カレンダーや手帳にも書かれた「大安」「仏滅」などを参考に、冠婚葬祭や引っ越しの日取りを決めることはよくあります。大安や仏滅は、暦の上でその日の吉凶を表す「六曜(ろくよう)」と呼ばれるものの一つです。聞いたことはあってもよくは知らないという人も多いかもしれませんが、中にはお金に関係する日もあります。今回は、暦と六曜について確認してみましょう。

暦(こよみ)と六曜とはどんなものか

暦と六曜
(画像=PIXTA)

日本の最古の暦は飛鳥時代に作られたと言われています。暦は、時代によって変化しており、現在は太陽の運行から1年の長さを決める「太陽暦(たいようれき)」が採用されています。

明治時代初期までは、月の運行や太陽の運行に基づいた「太陰太陽暦」を使って、1日の時間の流れや季節を把握し、農業に役立てていました。

暦によって、月、日、曜日などが分かるだけでなく、「暦注(れきちゅう)」といって、注釈が書かれており、その日の吉凶など細かく知ることができます。

暦注で、今でも残っているものに、節分や春分などの季節の移ろいを知ることができる「二十四節季」、方角の吉凶を記した「方位神」、その日の吉凶を記した「六曜」などがあります。六曜は14世紀ごろに中国から伝わったものですが、日常で用いられるようになったのは、江戸時代以降と言われています。

六曜の種類と意味とは

六曜の順序や名称は時代と共に変わっていますが、現在は旧暦の1月と7月の1日は「先勝(せんしょう・さきがち)」から始まり、2日は友引(ともびき・ゆういん)」、その後「先負(せんぷ・さきまけ)」、「仏滅(ぶつめつ)」、「大安(たいあん・だいあん)」、「赤口(しゃっく・せきぐち)」という順序になっています。月の始まりも旧暦の2月と8月の1日は友引から、3月と9月は先負からのスタートと月の順番も決まっています。

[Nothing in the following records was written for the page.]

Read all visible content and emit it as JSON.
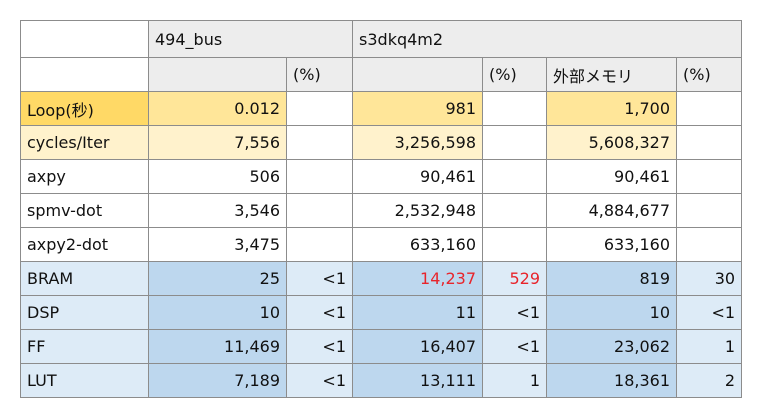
{
  "table": {
    "groups": [
      "494_bus",
      "s3dkq4m2"
    ],
    "subheaders": [
      "(%)",
      "(%)",
      "外部メモリ",
      "(%)"
    ],
    "rows": [
      [
        "Loop(秒)",
        "0.012",
        "981",
        "1,700"
      ],
      [
        "cycles/Iter",
        "7,556",
        "3,256,598",
        "5,608,327"
      ],
      [
        "axpy",
        "506",
        "90,461",
        "90,461"
      ],
      [
        "spmv-dot",
        "3,546",
        "2,532,948",
        "4,884,677"
      ],
      [
        "axpy2-dot",
        "3,475",
        "633,160",
        "633,160"
      ],
      [
        "BRAM",
        "25",
        "<1",
        "14,237",
        "529",
        "819",
        "30"
      ],
      [
        "DSP",
        "10",
        "<1",
        "11",
        "<1",
        "10",
        "<1"
      ],
      [
        "FF",
        "11,469",
        "<1",
        "16,407",
        "<1",
        "23,062",
        "1"
      ],
      [
        "LUT",
        "7,189",
        "<1",
        "13,111",
        "1",
        "18,361",
        "2"
      ]
    ]
  }
}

次に、それぞれの意味についてみていきましょう。「先勝」は、「先んずれば即ち勝つ」の意味で、午前が吉、午後は凶。また事を急ぐには良い日とされています。「先負」は、先勝とは逆で、午前は凶、午後は吉で、平穏に過ごしたほうが良いとされています。このように、6つの日は逆の意味を持っています。

「友引」は、朝夕は吉、正午は凶で、「友を引く」と考えられているので、祝い事に最適な日ですが、お葬式などの凶事は避けたほうが良いとされます。この友引と逆なのが「赤口」で、朝夕は凶、正午は吉で、祝い事は大凶とされ、火の元、刃物に要注意の日とされています。

最後の2つは、「仏滅」と「大安」です。「仏滅」には法事やお葬式、大安には結婚式などの祝い事を行うことが多いように、仏滅は六曜の中で最も凶の日。「大安」は「大安吉日」という言葉もあるように、六曜の中で一番良い日とされています。大安は「大いに安し」の意味で、物事がスムーズに運ぶということから、結婚、引っ越し、開店など、物事を始めるのに適した日と言えるでしょう。

「大安は物事の始めに良い」ということで、お金に関しては「財布を使い始める」ことを意識してみるといいかもしれません。

暦の吉凶日を活用して金運アップをはかる?

また、吉凶日は六曜以外にも「八専(はっせん)」、「十方暮(じっぽうくれ)」、「三隣亡(さんりんぼう)」「天一天上(てんいちてんじょう)」などあり、十方暮は結婚や相談事は凶、三隣亡は建築関係の仕事は凶、など細かな吉凶日があります。

金運に関係している吉凶日としては「一粒万倍日(いちりゅうまんばいび)」があります。これは「一粒のモミが万倍に実る」という意味で、大安と一粒万倍日が重なる日が開店、出金などにおいて、最高の吉日と言えます。たとえば自動車や家電など高額な買い物、旅行などの出費をこの日にするのも良いでしょう。宝くじを買う日に選んでも良いかもしれませんね。

日本では、暦を見て「日柄(その日の縁起のよしあし)」を選んで行動していた訳ですが、金融用語にも「日柄」という言葉があります。金融用語の日柄とは、株式市場で株価が急に下落・上昇した時に、いつ売れるか、いつ買えるか、を考える日数のことで、相場が落ち着くまでの期間や市場の状況を表現した言葉です。

「金運や吉凶とは関係ない」「迷信だ」と思う人もいるかもしれません。しかし暦や六曜はとても古くから存在し、多くの先人たちが大切にしてきた考え方です。行動規範ともなり、暮らし方にも大きな影響を与えてきました。迷信だと決めつけてしまわずに、一つの考え方として知っておくと、消費や投資をする際の参考としても活用できるかもしれません。